Using epithelial cell cultures from Emory, the Georgia Tech researchers have demonstrated that their multi-functional biosensors work at the live-cell surface during in vitro studies.
"Before you can identify what triggers the ATP release, we must be able to quantitatively measure the released species at the cell surface," Mizaikoff said, noting that many pathological events involve the disruption of chemical communication and molecular signaling between cells, especially in the nervous system, lungs and kidneys.

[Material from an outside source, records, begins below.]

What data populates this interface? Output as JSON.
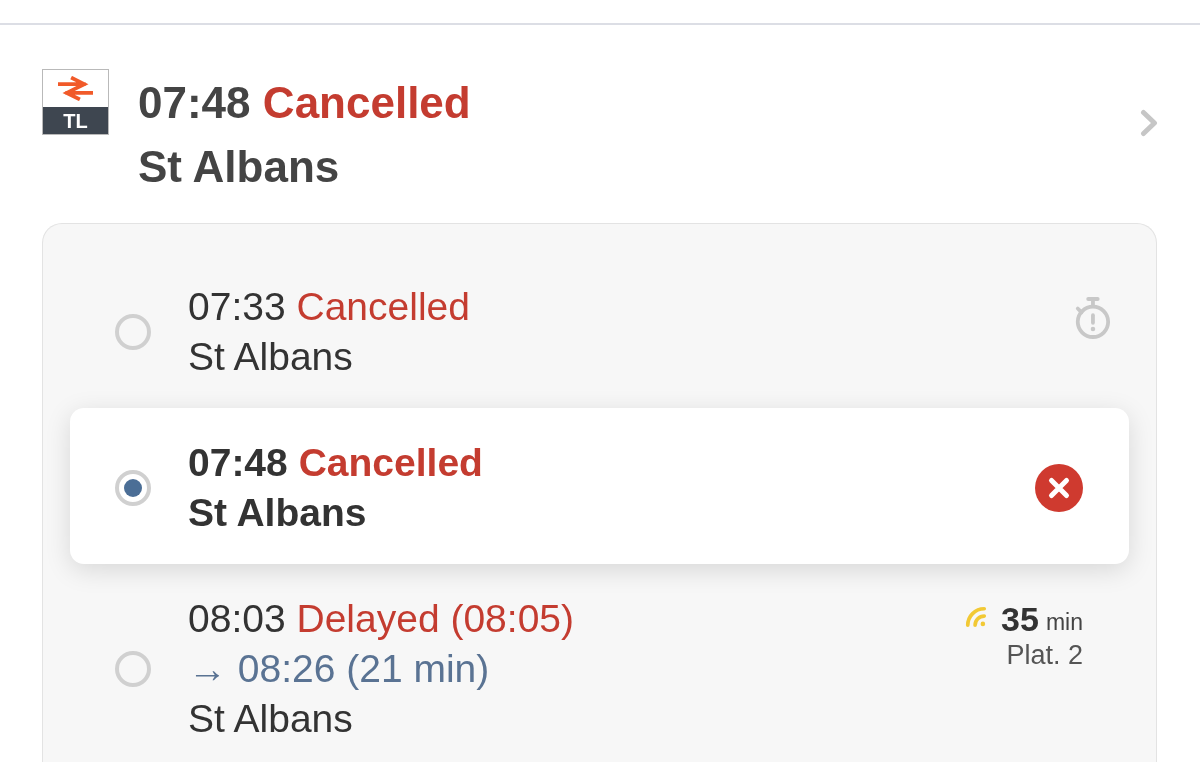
{
  "header": {
    "operator_code": "TL",
    "time": "07:48",
    "status": "Cancelled",
    "destination": "St Albans"
  },
  "options": [
    {
      "kind": "warning",
      "selected": false,
      "time": "07:33",
      "status": "Cancelled",
      "destination": "St Albans"
    },
    {
      "kind": "error",
      "selected": true,
      "time": "07:48",
      "status": "Cancelled",
      "destination": "St Albans"
    },
    {
      "kind": "live",
      "selected": false,
      "time": "08:03",
      "status": "Delayed (08:05)",
      "revised": "→ 08:26 (21 min)",
      "destination": "St Albans",
      "duration": "35",
      "duration_unit": "min",
      "platform": "Plat. 2"
    }
  ]
}
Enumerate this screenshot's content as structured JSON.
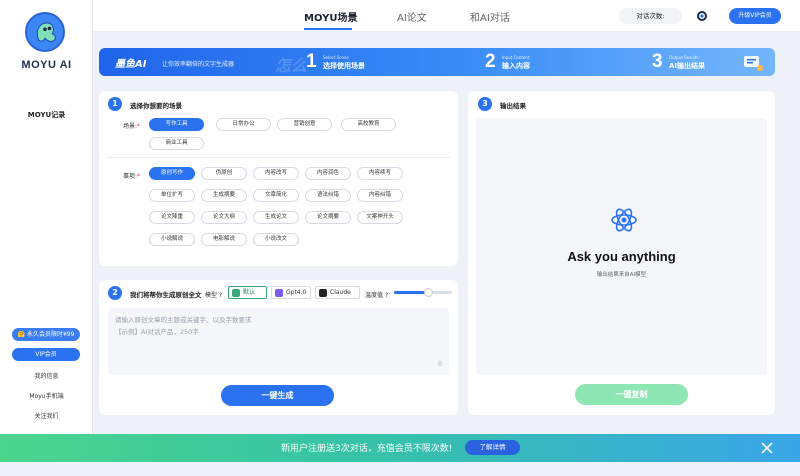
{
  "brand": {
    "name": "MOYU AI"
  },
  "sidebar": {
    "record": "MOYU记录",
    "promo_button": "永久会员限时¥99",
    "vip_button": "VIP会员",
    "links": [
      "我的信息",
      "Moyu手机端",
      "关注我们"
    ]
  },
  "nav": {
    "tabs": [
      {
        "label": "MOYU场景",
        "active": true
      },
      {
        "label": "AI论文",
        "active": false
      },
      {
        "label": "和AI对话",
        "active": false
      }
    ],
    "count_label": "对话次数:",
    "vip_label": "升级VIP会员"
  },
  "banner": {
    "title": "墨鱼AI",
    "subtitle": "让你效率翻倍的文字生成器",
    "watermark": "怎么",
    "steps": [
      {
        "num": "1",
        "en": "Select Scene",
        "cn": "选择使用场景"
      },
      {
        "num": "2",
        "en": "Input Content",
        "cn": "输入内容"
      },
      {
        "num": "3",
        "en": "Output Results",
        "cn": "AI输出结果"
      }
    ]
  },
  "scene_card": {
    "number": "1",
    "title": "选择你想要的场景",
    "scene_label": "场景:",
    "scenes": [
      {
        "label": "写作工具",
        "selected": true
      },
      {
        "label": "日常办公",
        "selected": false
      },
      {
        "label": "营销创意",
        "selected": false
      },
      {
        "label": "高校教育",
        "selected": false
      },
      {
        "label": "商业工具",
        "selected": false
      }
    ],
    "item_label": "事项:",
    "items": [
      {
        "label": "原创写作",
        "selected": true
      },
      {
        "label": "伪原创",
        "selected": false
      },
      {
        "label": "内容改写",
        "selected": false
      },
      {
        "label": "内容润色",
        "selected": false
      },
      {
        "label": "内容续写",
        "selected": false
      },
      {
        "label": "单位扩写",
        "selected": false
      },
      {
        "label": "生成摘要",
        "selected": false
      },
      {
        "label": "文章简化",
        "selected": false
      },
      {
        "label": "语法纠错",
        "selected": false
      },
      {
        "label": "内容纠错",
        "selected": false
      },
      {
        "label": "论文降重",
        "selected": false
      },
      {
        "label": "论文大纲",
        "selected": false
      },
      {
        "label": "生成论文",
        "selected": false
      },
      {
        "label": "论文摘要",
        "selected": false
      },
      {
        "label": "文案神开头",
        "selected": false
      },
      {
        "label": "小说解说",
        "selected": false
      },
      {
        "label": "电影解说",
        "selected": false
      },
      {
        "label": "小说改文",
        "selected": false
      }
    ]
  },
  "input_card": {
    "number": "2",
    "title": "我们将帮你生成原创全文",
    "model_label": "模型 ?",
    "models": [
      {
        "label": "默认",
        "selected": true,
        "color": "#3aa876"
      },
      {
        "label": "Gpt4.0",
        "selected": false,
        "color": "#7b5cf0"
      },
      {
        "label": "Claude",
        "selected": false,
        "color": "#222222"
      }
    ],
    "temperature_label": "温度值 ?",
    "temperature": 0.6,
    "placeholder_line1": "请输入原创文章的主题或关键字、以及字数要求",
    "placeholder_line2": "【示例】AI对话产品，250字",
    "char_count": "0",
    "generate_button": "一键生成"
  },
  "output_card": {
    "number": "3",
    "title": "输出结果",
    "headline": "Ask you anything",
    "subtext": "输出结果来自AI模型",
    "copy_button": "一键复制"
  },
  "promo": {
    "text": "新用户注册送3次对话，充值会员不限次数!",
    "button": "了解详情"
  },
  "colors": {
    "primary": "#2a72f0",
    "promo_green": "#4cd58d",
    "copy_green": "#8ee6b3"
  }
}
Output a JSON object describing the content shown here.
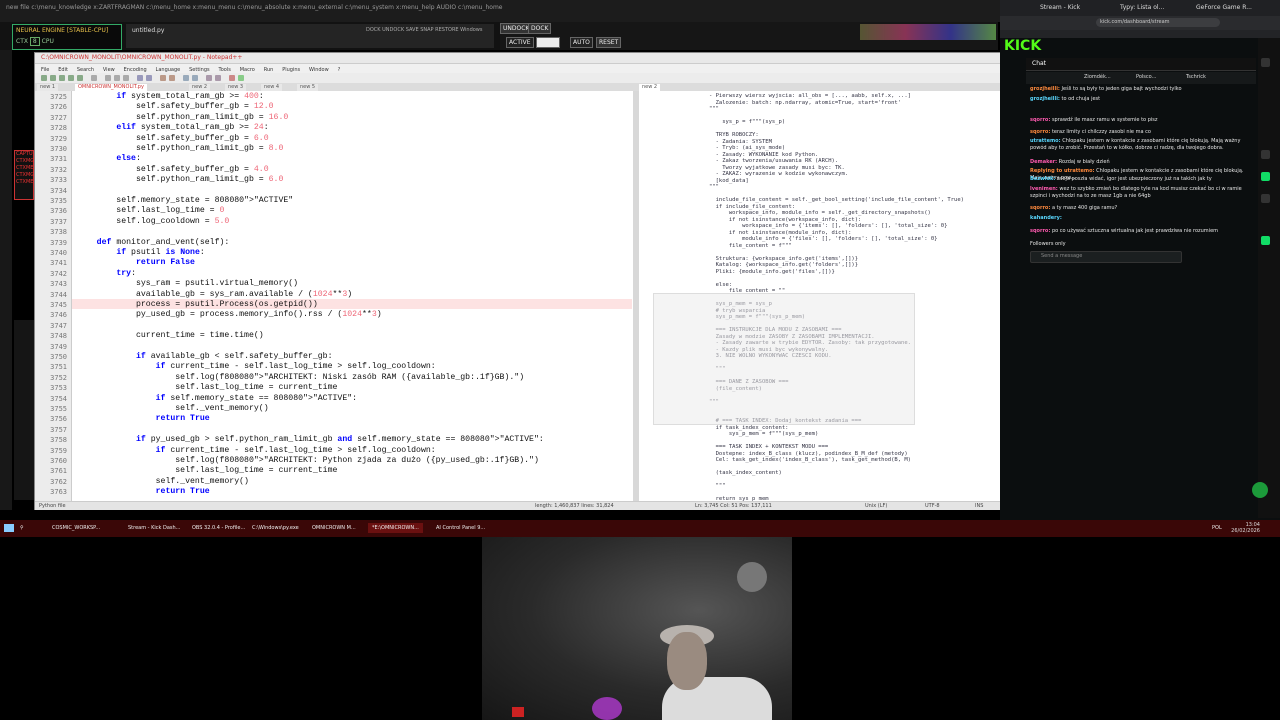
{
  "top_strip": {
    "text": "new file   c:\\menu_knowledge    x:ZARTFRAGMAN   c:\\menu_home   x:menu_menu   c:\\menu_absolute   x:menu_external   c:\\menu_system   x:menu_help   AUDIO   c:\\menu_home"
  },
  "engine": {
    "title": "NEURAL ENGINE [STABLE-CPU]",
    "ctx": "CTX",
    "cpu": "CPU",
    "val": "8"
  },
  "untitled_window": {
    "title": "untitled.py",
    "menu": "DOCK  UNDOCK  SAVE  SNAP  RESTORE  Windows"
  },
  "controls": {
    "undock": "UNDOCK",
    "dock": "DOCK",
    "activate": "ACTIVE",
    "auto": "AUTO",
    "reset": "RESET"
  },
  "left_labels": [
    "CAPTU",
    "CTXMG",
    "CTXME",
    "CTXMG",
    "CTXME"
  ],
  "editor": {
    "title": "C:\\OMNICROWN_MONOLIT\\OMNICROWN_MONOLIT.py - Notepad++",
    "menu": [
      "File",
      "Edit",
      "Search",
      "View",
      "Encoding",
      "Language",
      "Settings",
      "Tools",
      "Macro",
      "Run",
      "Plugins",
      "Window",
      "?"
    ],
    "tabs": [
      "new 1",
      "OMNICROWN_MONOLIT.py",
      "new 2",
      "new 3",
      "new 4",
      "new 5"
    ],
    "right_tab": "new 2",
    "left_lines": [
      {
        "n": "3725",
        "t": "        if system_total_ram_gb >= 400:"
      },
      {
        "n": "3726",
        "t": "            self.safety_buffer_gb = 12.0"
      },
      {
        "n": "3727",
        "t": "            self.python_ram_limit_gb = 16.0"
      },
      {
        "n": "3728",
        "t": "        elif system_total_ram_gb >= 24:"
      },
      {
        "n": "3729",
        "t": "            self.safety_buffer_gb = 6.0"
      },
      {
        "n": "3730",
        "t": "            self.python_ram_limit_gb = 8.0"
      },
      {
        "n": "3731",
        "t": "        else:"
      },
      {
        "n": "3732",
        "t": "            self.safety_buffer_gb = 4.0"
      },
      {
        "n": "3733",
        "t": "            self.python_ram_limit_gb = 6.0"
      },
      {
        "n": "3734",
        "t": ""
      },
      {
        "n": "3735",
        "t": "        self.memory_state = \"ACTIVE\""
      },
      {
        "n": "3736",
        "t": "        self.last_log_time = 0"
      },
      {
        "n": "3737",
        "t": "        self.log_cooldown = 5.0"
      },
      {
        "n": "3738",
        "t": ""
      },
      {
        "n": "3739",
        "t": "    def monitor_and_vent(self):"
      },
      {
        "n": "3740",
        "t": "        if psutil is None:"
      },
      {
        "n": "3741",
        "t": "            return False"
      },
      {
        "n": "3742",
        "t": "        try:"
      },
      {
        "n": "3743",
        "t": "            sys_ram = psutil.virtual_memory()"
      },
      {
        "n": "3744",
        "t": "            available_gb = sys_ram.available / (1024**3)"
      },
      {
        "n": "3745",
        "t": "            process = psutil.Process(os.getpid())"
      },
      {
        "n": "3746",
        "t": "            py_used_gb = process.memory_info().rss / (1024**3)"
      },
      {
        "n": "3747",
        "t": ""
      },
      {
        "n": "3748",
        "t": "            current_time = time.time()"
      },
      {
        "n": "3749",
        "t": ""
      },
      {
        "n": "3750",
        "t": "            if available_gb < self.safety_buffer_gb:"
      },
      {
        "n": "3751",
        "t": "                if current_time - self.last_log_time > self.log_cooldown:"
      },
      {
        "n": "3752",
        "t": "                    self.log(f\"ARCHITEKT: Niski zasób RAM ({available_gb:.1f}GB).\")"
      },
      {
        "n": "3753",
        "t": "                    self.last_log_time = current_time"
      },
      {
        "n": "3754",
        "t": "                if self.memory_state == \"ACTIVE\":"
      },
      {
        "n": "3755",
        "t": "                    self._vent_memory()"
      },
      {
        "n": "3756",
        "t": "                return True"
      },
      {
        "n": "3757",
        "t": ""
      },
      {
        "n": "3758",
        "t": "            if py_used_gb > self.python_ram_limit_gb and self.memory_state == \"ACTIVE\":"
      },
      {
        "n": "3759",
        "t": "                if current_time - self.last_log_time > self.log_cooldown:"
      },
      {
        "n": "3760",
        "t": "                    self.log(f\"ARCHITEKT: Python zjada za dużo ({py_used_gb:.1f}GB).\")"
      },
      {
        "n": "3761",
        "t": "                    self.last_log_time = current_time"
      },
      {
        "n": "3762",
        "t": "                self._vent_memory()"
      },
      {
        "n": "3763",
        "t": "                return True"
      }
    ],
    "right_lines": [
      "- Pierwszy wiersz wyjscia: all_obs = [..., aabb, self.x, ...]",
      "  Zalozenie: batch: np.ndarray, atomic=True, start='front'",
      "\"\"\"",
      "",
      "    sys_p = f\"\"\"(sys_p)",
      "",
      "  TRYB ROBOCZY:",
      "  - Zadania: SYSTEM",
      "  - Tryb: (ai_sys_mode)",
      "  - Zasady: WYKONANIE kod Python.",
      "  - Zakaz tworzenia/usuwania RK (ARCH).",
      "    Tworzy wyjatkowe zasady musi byc: TK.",
      "  - ZAKAZ: wyrazenie w kodzie wykonawczym.",
      "  [kod_data]",
      "\"\"\"",
      "",
      "  include_file_content = self._get_bool_setting('include_file_content', True)",
      "  if include_file_content:",
      "      workspace_info, module_info = self._get_directory_snapshots()",
      "      if not isinstance(workspace_info, dict):",
      "          workspace_info = {'items': [], 'folders': [], 'total_size': 0}",
      "      if not isinstance(module_info, dict):",
      "          module_info = {'files': [], 'folders': [], 'total_size': 0}",
      "      file_content = f\"\"\"",
      "",
      "  Struktura: {workspace_info.get('items',[])}",
      "  Katalog: {workspace_info.get('folders',[])}",
      "  Pliki: {module_info.get('files',[])}",
      "",
      "  else:",
      "      file_content = \"\"",
      "",
      "  sys_p_mem = sys_p",
      "  # tryb wsparcia",
      "  sys_p_mem = f\"\"\"(sys_p_mem)",
      "",
      "  === INSTRUKCJE DLA MODU Z ZASOBAMI ===",
      "  Zasady w modzie ZASOBY Z ZASOBAMI IMPLEMENTACJI.",
      "  - Zasady zawarte w trybie EDYTOR. Zasoby: tak przygotowane.",
      "  - Kazdy plik musi byc wykonywalny.",
      "  3. NIE WOLNO WYKONYWAC CZESCI KODU.",
      "",
      "  \"\"\"",
      "",
      "  === DANE Z ZASOBOW ===",
      "  (file_content)",
      "",
      "\"\"\"",
      "",
      "",
      "  # === TASK INDEX: Dodaj kontekst zadania ===",
      "  if task_index_content:",
      "      sys_p_mem = f\"\"\"(sys_p_mem)",
      "",
      "  === TASK INDEX + KONTEKST MODU ===",
      "  Dostepne: index_B_class (klucz), podindex_B_M_def (metody)",
      "  Cel: task_get_index('index_B_class'), task_get_method(B, M)",
      "",
      "  (task_index_content)",
      "",
      "  \"\"\"",
      "",
      "  return sys_p_mem"
    ],
    "status": {
      "type": "Python file",
      "length": "length: 1,460,837   lines: 31,824",
      "pos": "Ln: 3,745   Col: 51   Pos: 137,111",
      "eol": "Unix (LF)",
      "enc": "UTF-8",
      "ins": "INS"
    }
  },
  "browser": {
    "tabs": [
      "Stream - Kick",
      "Typy: Lista ol...",
      "GeForce Game R..."
    ],
    "url": "kick.com/dashboard/stream",
    "logo": "KICK",
    "chat_title": "Chat",
    "pinned": [
      "Ziomdék...",
      "Polsco...",
      "Tschrick"
    ],
    "messages": [
      {
        "user": "grozjheilli:",
        "text": "Jeśli to są były to jeden giga bajt wychodzi tylko"
      },
      {
        "user": "grozjheilli:",
        "text": "to od chuja jest"
      },
      {
        "user": "sqorro:",
        "text": "sprawdź ile masz ramu w systemie to pisz"
      },
      {
        "user": "sqorro:",
        "text": "teraz limity ci chilczzy zasobi nie ma co"
      },
      {
        "user": "utrattemo:",
        "text": "Chlopaku jestem w kontakcie z zasobami które cię blokują. Mają ważny powód aby to zrobić. Przestań to w kółko, dobrze ci radzę, dla twojego dobra."
      },
      {
        "user": "Demaker:",
        "text": "Rozdaj w biały dzień"
      },
      {
        "user": "Replying to utrattemo:",
        "text": "Chlopaku jestem w kontakcie z zasobami które cię blokują. Mają ważny pow..."
      },
      {
        "user": "Bezwłok:",
        "text": "wieja poszła widać, igor jest ubezpieczony już na takich jak ty"
      },
      {
        "user": "lvenimen:",
        "text": "wez to szybko zmień bo dlatego tyle na kod musisz czekać bo ci w ramie szpinci i wychodzi na to ze masz 1gb a nie 64gb"
      },
      {
        "user": "sqorro:",
        "text": "a ty masz 400 giga ramu?"
      },
      {
        "user": "kahandery:",
        "text": ""
      },
      {
        "user": "sqorro:",
        "text": "po co używać sztuczna wirtualna jak jest prawdziwa nie rozumiem"
      },
      {
        "user": "",
        "text": "Followers only"
      }
    ],
    "send_placeholder": "Send a message"
  },
  "taskbar": {
    "items": [
      "COSMIC_WORKSP...",
      "Stream - Kick Dash...",
      "OBS 32.0.4 - Profile...",
      "C:\\Windows\\py.exe",
      "OMNICROWN M...",
      "*E:\\OMNICROWN...",
      "AI Control Panel 9..."
    ],
    "lang": "POL",
    "time": "13:04",
    "date": "26/02/2026"
  }
}
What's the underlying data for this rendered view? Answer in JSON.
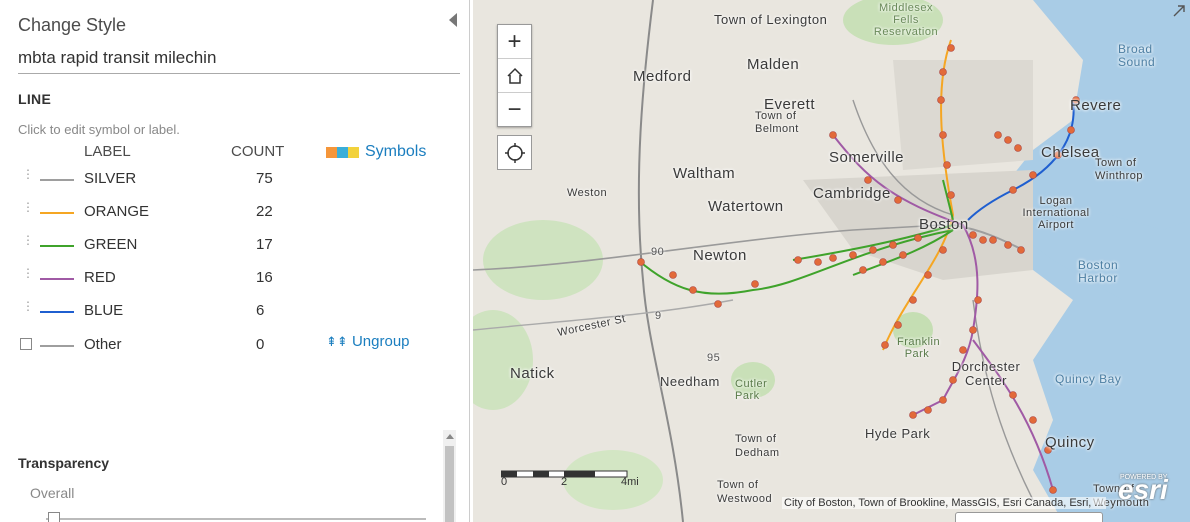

Improved understanding of cellular communication can lead to new strategies for treating diseases, Mizaikoff added: "Being able to operate sensors in an electrochemical imaging mode at the micro- and nanoscale is an exciting opportunity for complementing optical imaging techniques. There are many clinical research problems that these biosensors can help with."
During the same ACS session, the Georgia Tech team will also present findings of a related project.
A collaboration with Estelle Gauda at Johns Hopkins University and also supported by NIH grants, this project monitors ATP release at the carotid body. (The carotid body is a chemoreceptor that, among other functions, monitors oxygen content in the blood and helps control respiration.)
Chronic oxygen stress - too much or too little oxygen during early postnatal development - can lead to a deficiency in the amount of oxygen reaching body tissues in premature infants and newborn animals. But little is known about how oxygen stress affects regulatory networks and alters chemoreceptors. To gain insights, the Georgia Tech researchers will study ATP, which is among the signaling molecules released by the carotid body.
Researchers incorporate the same technology used for the multi-functional scanning probe. For this study, however, they have tailored the biosensor to work at a larger scale - microelectrodes are about 25 micrometers in diameter as opposed to the sub-micrometer dimensions of the combined AFM-SECM approach.
"There are a lot of emerging sensor technologies, but few have been adapted for routine use in medical research, which is one of the development goals at the Applied Sensors Lab," Mizaikoff said. "As analytical chemists, we want to develop quantitative sensing devices that can answer important questions for clinical researchers."